Drachensteigen am Nordseestrand.
Sonne, Salzwasser und Wind: Das Klima an der See fordert den Organismus. © picture alliance / Winfried Roth, Winfried Rothermel, wro rf

Was ist ein Bioklima?

Das Bioklima bezeichnet die Gesamtheit aller Witterungsbedingungen und wetterbedingten Einflüsse auf den Körper. Dabei werden verschiedene Wirkkategorien unterschieden. Auf thermischer Ebene werden alle Einflüsse beschrieben, die für den Wärmeaustausch zwischen Mensch und Umwelt verantwortlich sind. Dazu gehören Temperatur, Luftfeuchte, Strahlung und Windgeschwindigkeit. Wenn der Austausch ausbalanciert ist, empfindet der Mensch ein Wohlbefinden. Im aktinischen Komplex sind Komponenten versammelt, die im Zusammenhang mit der Sonneneinstrahlung stehen. Dabei reichen die Wirkungen vom heilenden Effekt der Infrarotstrahlung bis zum schädigenden der UV-Strahlung auf den Körper.

Reizklima und Schonklima

Mit der Lufthygiene wird die Reinheit der Atemluft beziffert. Abwehrreaktionen durch Pollenbelastung sind hier ebenso bezeichnet wie die positive Wirkung von salziger Meeres- oder frischer Waldluft.
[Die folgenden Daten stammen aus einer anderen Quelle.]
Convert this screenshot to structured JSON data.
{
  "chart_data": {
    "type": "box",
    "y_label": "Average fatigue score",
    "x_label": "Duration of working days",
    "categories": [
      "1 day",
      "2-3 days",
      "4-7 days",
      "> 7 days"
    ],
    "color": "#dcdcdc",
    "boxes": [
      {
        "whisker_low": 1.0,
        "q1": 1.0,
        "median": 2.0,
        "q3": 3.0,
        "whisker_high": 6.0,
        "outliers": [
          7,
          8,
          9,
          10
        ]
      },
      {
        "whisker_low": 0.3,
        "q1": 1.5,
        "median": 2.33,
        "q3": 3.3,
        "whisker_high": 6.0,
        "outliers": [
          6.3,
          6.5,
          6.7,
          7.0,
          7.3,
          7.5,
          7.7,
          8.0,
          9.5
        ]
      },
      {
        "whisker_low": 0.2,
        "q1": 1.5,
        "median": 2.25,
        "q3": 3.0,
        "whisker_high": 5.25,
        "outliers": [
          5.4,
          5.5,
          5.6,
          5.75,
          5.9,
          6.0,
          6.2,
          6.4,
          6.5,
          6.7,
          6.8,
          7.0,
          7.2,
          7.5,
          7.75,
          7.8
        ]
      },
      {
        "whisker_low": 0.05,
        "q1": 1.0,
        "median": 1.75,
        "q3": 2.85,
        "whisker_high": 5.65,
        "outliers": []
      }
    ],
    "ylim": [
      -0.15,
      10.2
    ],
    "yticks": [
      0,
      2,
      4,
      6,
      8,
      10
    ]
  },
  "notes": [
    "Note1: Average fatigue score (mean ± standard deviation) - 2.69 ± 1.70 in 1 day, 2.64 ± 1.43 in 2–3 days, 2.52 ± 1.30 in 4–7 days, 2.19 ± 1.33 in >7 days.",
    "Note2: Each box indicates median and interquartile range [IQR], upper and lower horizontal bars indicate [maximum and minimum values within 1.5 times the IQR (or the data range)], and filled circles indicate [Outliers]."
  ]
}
Besondere bioklimatische Bedingungen werden aufgrund ihres ganzheitlichen Effektes als Therapieform eingesetzt. Aktivierende klimatische Bedingungen werden als Reizklima, beruhigende Bedingungen als Schonklima verwendet. Aufgrund der dichten Bebauung und den daraus resultierenden Bedingungen sind Stadtgebiete bioklimatisch meist problematischer als ländliche See- oder Gebirgsgebiete.